Aquella frustración

“Esta niña es puro melodrama, ¡igualita a Doris Wells!”. Así me decían las profesoras en el colegio y mis compañeros morían de la risa, pero lo que para todos eran un chiste, para mí era el mayor de los halagos, de las ilusiones, de los deseos.

Desde que sé que existo quise ser actriz. Cada vez que se celebraba un día de lo que fuera, era mi oportunidad para organizar una presentación teatral con primas, amigos y amigas, donde obviamente yo era la protagonista. Pasaba horas sola frente al espejo ensayando caras, poses, llantos, risas, peleas, escenas de amor.

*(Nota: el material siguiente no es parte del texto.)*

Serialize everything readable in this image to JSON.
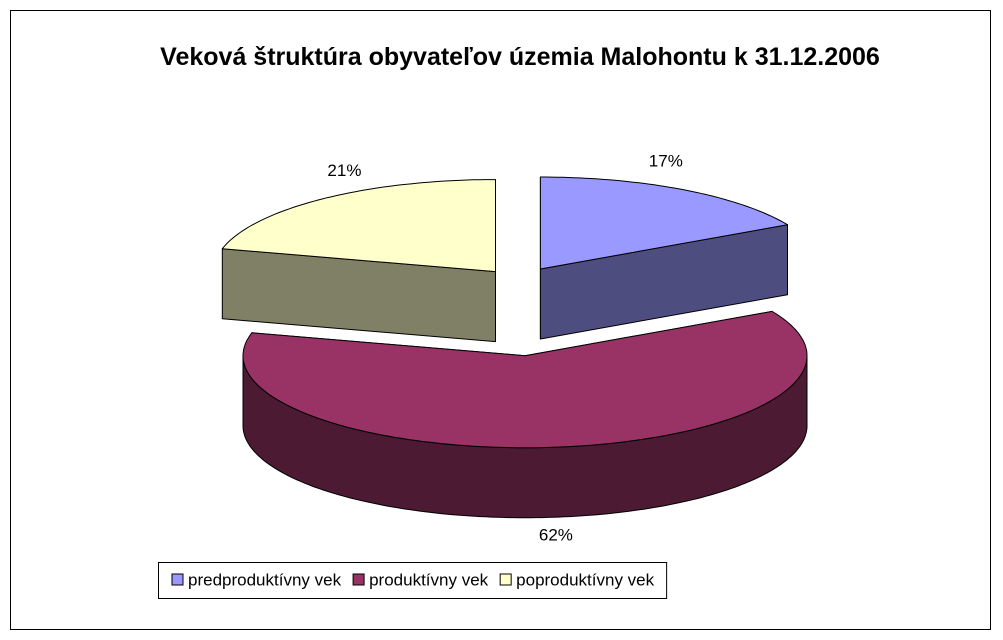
{
  "chart_data": {
    "type": "pie3d",
    "title": "Veková štruktúra obyvateľov územia Malohontu k 31.12.2006",
    "categories": [
      "predproduktívny vek",
      "produktívny vek",
      "poproduktívny vek"
    ],
    "values": [
      17,
      62,
      21
    ],
    "value_labels": [
      "17%",
      "62%",
      "21%"
    ],
    "colors": [
      "#9999ff",
      "#993366",
      "#ffffcc"
    ],
    "legend": "bottom"
  }
}
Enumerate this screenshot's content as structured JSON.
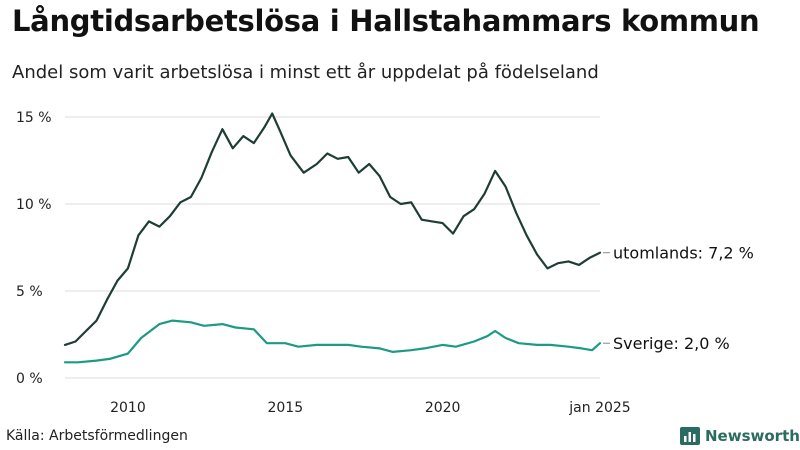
{
  "title": "Långtidsarbetslösa i Hallstahammars kommun",
  "subtitle": "Andel som varit arbetslösa i minst ett år uppdelat på födelseland",
  "source": "Källa: Arbetsförmedlingen",
  "brand": {
    "name": "Newsworthy",
    "icon": "bar-chart-logo-icon",
    "color": "#2a6b62"
  },
  "chart_data": {
    "type": "line",
    "x_range": [
      "2008-01",
      "2025-01"
    ],
    "ylim": [
      0,
      15
    ],
    "grid": true,
    "y_ticks": [
      {
        "value": 0,
        "label": "0 %"
      },
      {
        "value": 5,
        "label": "5 %"
      },
      {
        "value": 10,
        "label": "10 %"
      },
      {
        "value": 15,
        "label": "15 %"
      }
    ],
    "x_ticks": [
      {
        "date": "2010-01",
        "label": "2010"
      },
      {
        "date": "2015-01",
        "label": "2015"
      },
      {
        "date": "2020-01",
        "label": "2020"
      },
      {
        "date": "2025-01",
        "label": "jan 2025"
      }
    ],
    "series": [
      {
        "name": "utomlands",
        "end_label": "utomlands: 7,2 %",
        "color": "#1e3d36",
        "points": [
          [
            "2008-01",
            1.9
          ],
          [
            "2008-05",
            2.1
          ],
          [
            "2008-09",
            2.7
          ],
          [
            "2009-01",
            3.3
          ],
          [
            "2009-05",
            4.5
          ],
          [
            "2009-09",
            5.6
          ],
          [
            "2010-01",
            6.3
          ],
          [
            "2010-05",
            8.2
          ],
          [
            "2010-09",
            9.0
          ],
          [
            "2011-01",
            8.7
          ],
          [
            "2011-05",
            9.3
          ],
          [
            "2011-09",
            10.1
          ],
          [
            "2012-01",
            10.4
          ],
          [
            "2012-05",
            11.5
          ],
          [
            "2012-09",
            13.0
          ],
          [
            "2013-01",
            14.3
          ],
          [
            "2013-05",
            13.2
          ],
          [
            "2013-09",
            13.9
          ],
          [
            "2014-01",
            13.5
          ],
          [
            "2014-05",
            14.4
          ],
          [
            "2014-08",
            15.2
          ],
          [
            "2014-11",
            14.2
          ],
          [
            "2015-03",
            12.8
          ],
          [
            "2015-08",
            11.8
          ],
          [
            "2016-01",
            12.3
          ],
          [
            "2016-05",
            12.9
          ],
          [
            "2016-09",
            12.6
          ],
          [
            "2017-01",
            12.7
          ],
          [
            "2017-05",
            11.8
          ],
          [
            "2017-09",
            12.3
          ],
          [
            "2018-01",
            11.6
          ],
          [
            "2018-05",
            10.4
          ],
          [
            "2018-09",
            10.0
          ],
          [
            "2019-01",
            10.1
          ],
          [
            "2019-05",
            9.1
          ],
          [
            "2019-09",
            9.0
          ],
          [
            "2020-01",
            8.9
          ],
          [
            "2020-05",
            8.3
          ],
          [
            "2020-09",
            9.3
          ],
          [
            "2021-01",
            9.7
          ],
          [
            "2021-05",
            10.6
          ],
          [
            "2021-09",
            11.9
          ],
          [
            "2022-01",
            11.0
          ],
          [
            "2022-05",
            9.5
          ],
          [
            "2022-09",
            8.2
          ],
          [
            "2023-01",
            7.1
          ],
          [
            "2023-05",
            6.3
          ],
          [
            "2023-09",
            6.6
          ],
          [
            "2024-01",
            6.7
          ],
          [
            "2024-05",
            6.5
          ],
          [
            "2024-09",
            6.9
          ],
          [
            "2025-01",
            7.2
          ]
        ]
      },
      {
        "name": "Sverige",
        "end_label": "Sverige: 2,0 %",
        "color": "#1c9a86",
        "points": [
          [
            "2008-01",
            0.9
          ],
          [
            "2008-06",
            0.9
          ],
          [
            "2009-01",
            1.0
          ],
          [
            "2009-06",
            1.1
          ],
          [
            "2010-01",
            1.4
          ],
          [
            "2010-06",
            2.3
          ],
          [
            "2011-01",
            3.1
          ],
          [
            "2011-06",
            3.3
          ],
          [
            "2012-01",
            3.2
          ],
          [
            "2012-06",
            3.0
          ],
          [
            "2013-01",
            3.1
          ],
          [
            "2013-06",
            2.9
          ],
          [
            "2014-01",
            2.8
          ],
          [
            "2014-06",
            2.0
          ],
          [
            "2015-01",
            2.0
          ],
          [
            "2015-06",
            1.8
          ],
          [
            "2016-01",
            1.9
          ],
          [
            "2016-06",
            1.9
          ],
          [
            "2017-01",
            1.9
          ],
          [
            "2017-06",
            1.8
          ],
          [
            "2018-01",
            1.7
          ],
          [
            "2018-06",
            1.5
          ],
          [
            "2019-01",
            1.6
          ],
          [
            "2019-06",
            1.7
          ],
          [
            "2020-01",
            1.9
          ],
          [
            "2020-06",
            1.8
          ],
          [
            "2021-01",
            2.1
          ],
          [
            "2021-06",
            2.4
          ],
          [
            "2021-09",
            2.7
          ],
          [
            "2022-01",
            2.3
          ],
          [
            "2022-06",
            2.0
          ],
          [
            "2023-01",
            1.9
          ],
          [
            "2023-06",
            1.9
          ],
          [
            "2024-01",
            1.8
          ],
          [
            "2024-06",
            1.7
          ],
          [
            "2024-10",
            1.6
          ],
          [
            "2025-01",
            2.0
          ]
        ]
      }
    ]
  }
}
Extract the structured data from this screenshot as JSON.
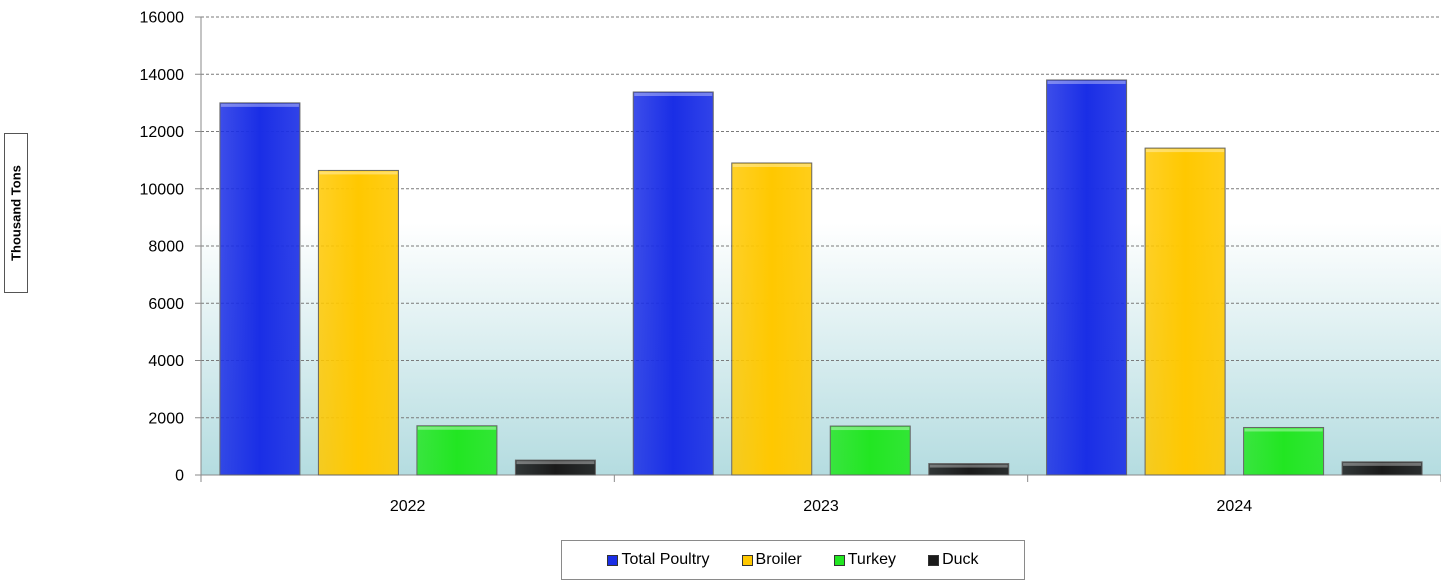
{
  "chart_data": {
    "type": "bar",
    "title": "",
    "xlabel": "",
    "ylabel": "Thousand Tons",
    "categories": [
      "2022",
      "2023",
      "2024"
    ],
    "ylim": [
      0,
      16000
    ],
    "yticks": [
      0,
      2000,
      4000,
      6000,
      8000,
      10000,
      12000,
      14000,
      16000
    ],
    "grid": true,
    "legend_position": "bottom",
    "series": [
      {
        "name": "Total Poultry",
        "color": "#1a2ee6",
        "values": [
          13000,
          13380,
          13800
        ]
      },
      {
        "name": "Broiler",
        "color": "#ffc800",
        "values": [
          10640,
          10900,
          11420
        ]
      },
      {
        "name": "Turkey",
        "color": "#22e622",
        "values": [
          1720,
          1710,
          1660
        ]
      },
      {
        "name": "Duck",
        "color": "#1a1a1a",
        "values": [
          520,
          400,
          460
        ]
      }
    ]
  }
}
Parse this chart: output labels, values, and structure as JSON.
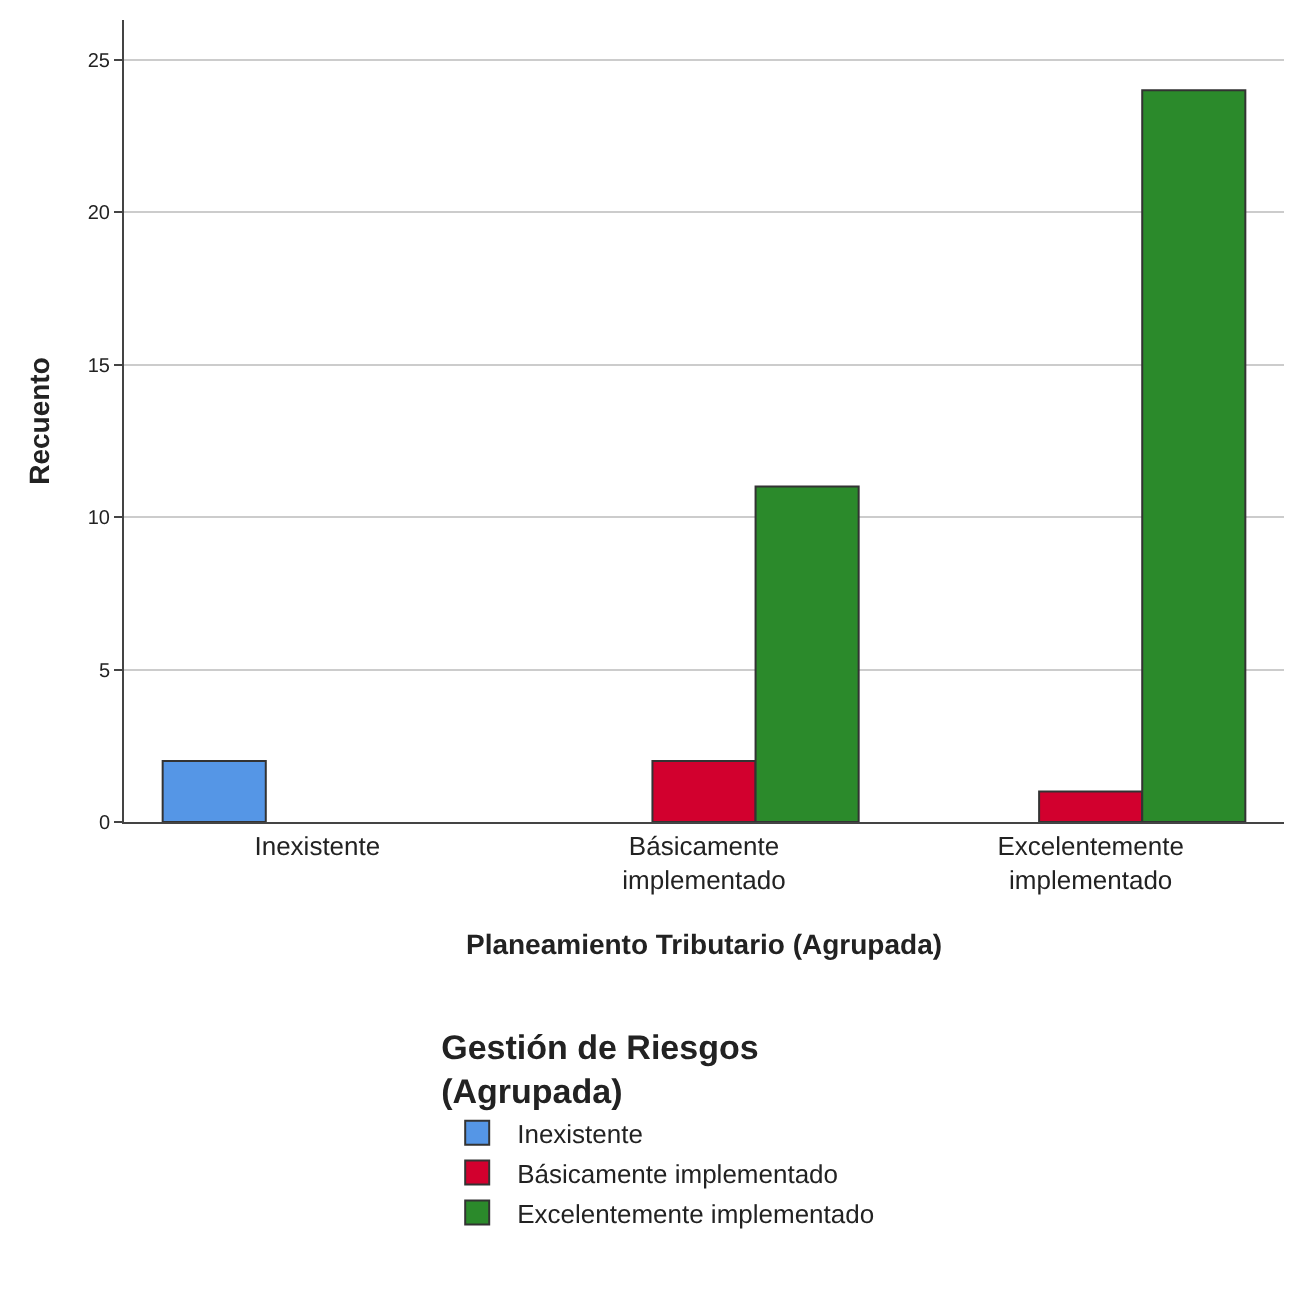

La historia de por qué no avancé por ese camino tiene demasiadas subtramas, pero en especial, tiene una carga de gran frustración en mi alma, aunque soy inmensamente feliz con mi profesión.

Hace dos años, luego de ver una excelente puesta de “La casa de Bernarda Alba”, compartí con una de las protagonistas y le dije, con todo ese histórico “melodrama” del que soy capaz: una de mis pocas frustraciones en la vida es no haber sido actriz.

Su respuesta me petrificó: “¿por qué? La señora que acabas de ver -esa de 65 años- estaba actuando por primera vez en su vida. Así que sácate esa frustración de encima. Hay buenos cursos y siempre que estemos vivas podemos hacerlo”.

Lo dijo tan convencida, con tanta confianza en la mujerabilidad que yo no había descubierto en mí, que me dejó pensando.

Un par de meses más tarde me reencontraba con una gran amiga del colegio y su primera pregunta fue ¿por qué no fuiste actriz?

Casi me saltaron las lágrimas y una semana después ella misma me enviaba los datos de un curso de actuación para adultos.

Anoche, luego de año y medio de clases en la escuela de Karl Hoffman, salí a las tablas,  hoy es el acto de graduación. Anoche estuvieron presentes cinco de esas maravillosas amigas del colegio que crecieron llamando Doris Wells, anoche tuve público de verdad, anoche pagaron por ir a verme.

Hoy es mi acto de graduación. Hoy, como anoche, vuelvo a representar ese personaje de Tennessee Williams que sueña con una vida mejor y termina creando la historia de su muerte en soledad.

Hoy lloro de la emoción, porque mi mujerabilidad crece un poquito y me saca una frustración del alma, cumplo uno de los sueños más grandes de mi vida: comienzo a ser actriz.

Siempre que estemos vivas, que creamos en nosotras mismas y que nos permitamos crecer, podremos hacer que cada frustración se convierta en reto y que cada reto sea una meta que construye el camino de una vida plena.